The bottom line is that network filesystem sync reliability varies among implementations and installations. The design assumptions upon which it relies may hold more true where an application is tested than where it is relied upon. Rely upon it at your (and your customers') peril. See How To Corrupt Your Database Files.
From the above diagram and discussion, it is obvious that performance (aka "speed") is degraded by insertion of a network link into one of the two channels. Consideration of relative traffic volumes between the API Call channel and the File I/O channel reveals that such insertion will have less performance impact at the API Call channel.
Consideration of reliability impact is easier, with a clearer outcome: Inserting a network link into the API Call channel may also result in call failures at times.

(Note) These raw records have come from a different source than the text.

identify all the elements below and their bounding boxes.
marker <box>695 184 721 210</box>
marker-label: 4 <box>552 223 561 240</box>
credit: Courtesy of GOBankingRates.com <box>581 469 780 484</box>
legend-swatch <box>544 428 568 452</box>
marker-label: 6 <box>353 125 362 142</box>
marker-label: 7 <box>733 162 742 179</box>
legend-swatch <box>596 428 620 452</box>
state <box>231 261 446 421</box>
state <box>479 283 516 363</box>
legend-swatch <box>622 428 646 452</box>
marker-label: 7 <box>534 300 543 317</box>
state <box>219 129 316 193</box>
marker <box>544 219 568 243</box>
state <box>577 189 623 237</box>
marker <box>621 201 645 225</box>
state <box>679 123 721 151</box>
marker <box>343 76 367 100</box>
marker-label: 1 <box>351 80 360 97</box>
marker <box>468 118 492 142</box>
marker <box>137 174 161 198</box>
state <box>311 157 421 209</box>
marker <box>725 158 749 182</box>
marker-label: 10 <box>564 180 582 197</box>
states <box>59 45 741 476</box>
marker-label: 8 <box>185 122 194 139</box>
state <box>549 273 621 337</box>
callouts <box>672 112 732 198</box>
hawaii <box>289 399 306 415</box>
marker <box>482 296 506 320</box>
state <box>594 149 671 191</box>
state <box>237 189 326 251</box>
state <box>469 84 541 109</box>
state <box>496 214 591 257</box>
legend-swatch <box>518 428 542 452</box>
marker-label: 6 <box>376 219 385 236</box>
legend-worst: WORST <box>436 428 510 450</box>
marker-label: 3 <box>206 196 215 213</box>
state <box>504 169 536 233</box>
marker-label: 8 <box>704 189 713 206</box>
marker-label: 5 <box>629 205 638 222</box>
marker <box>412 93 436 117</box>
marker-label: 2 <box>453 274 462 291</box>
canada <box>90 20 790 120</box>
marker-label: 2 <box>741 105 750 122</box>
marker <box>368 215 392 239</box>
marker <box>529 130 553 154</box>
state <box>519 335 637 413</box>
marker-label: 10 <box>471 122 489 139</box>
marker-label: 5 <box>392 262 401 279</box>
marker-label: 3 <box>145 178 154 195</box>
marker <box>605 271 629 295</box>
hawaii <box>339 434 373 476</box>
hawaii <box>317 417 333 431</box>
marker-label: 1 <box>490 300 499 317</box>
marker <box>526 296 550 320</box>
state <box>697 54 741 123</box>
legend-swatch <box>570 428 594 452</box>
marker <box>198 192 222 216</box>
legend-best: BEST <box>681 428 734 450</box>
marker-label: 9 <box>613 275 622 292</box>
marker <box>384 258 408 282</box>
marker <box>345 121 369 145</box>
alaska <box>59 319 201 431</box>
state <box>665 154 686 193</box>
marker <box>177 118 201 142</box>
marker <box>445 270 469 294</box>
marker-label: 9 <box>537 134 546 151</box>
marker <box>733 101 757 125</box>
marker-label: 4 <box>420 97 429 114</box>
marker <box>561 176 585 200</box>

But if the Client Application has bothered to use SQL/SQLite transactions properly, such failures will only cause a transaction to fail and be rolled back, without compromising the integrity of the data. In contrast, if the network link is inserted into the File I/O channel, transactions may fail (as for the API Call insertion) but with the additional effect that the remote database is corrupted.
These network unreliability issues can be mitigated, completely or to an acceptable degree, by using SQLite in rollback mode. However, the SQLite library is not tested in across-a-network scenarios, nor is that reasonably possible. Hence, use of a remote database is done at the user's risk.
Generally, if your data is separated from the application by a network, you want to use a client/server database. This is due to the fact that the database engine acts as a bandwidth-reducing filter on the database traffic.
If your data is separated from the application by a network, you want the low-traffic link to be across the network, not the high-traffic link. This means that the database engine needs to be on the same machine as the database itself. Such is the case with a client/server database like PostgreSQL. SQLite is different in that the database engine runs on the same machine as the application, which forces the higher-traffic link to traverse the network in remote database scenarios. That normally results in lower performance.
Network filesystems do not support the ability to do simultaneous reads and writes while at the same time keeping the database consistent. So if you have multiple clients on multiple different machines which need to do simultaneous database reads and writes, you have these choices:
1. Use a client/server database engine. PostgreSQL is an excellent choice. A variation of this is:
2. Host an SQLite database in WAL mode, but do all reads and writes from processes on the same machine that stores the database file. Implement a proxy that runs on the database machine that relays read/write requests from remote machines.
3. Use SQLite in rollback mode. This means you can have multiple simultaneous readers or one writer, but not simultaneous readers and writers.
Application programmers should be cognizant of the possibility that their application's users will elect to use a remote database if they can do so. Unless one of the above choices has been effected, or one at a time, exclusive access is used, a programmer should consider blocking that election unless reliability is of little importance.
Choose the technology that is right for you and your customers. If your data lives on a different machine from your application, then you should consider a client/server database. SQLite is designed for situations where the data and application coexist on the same machine. SQLite can still be made to work in many remote database situations, but a client/server solution will usually work better in that scenario.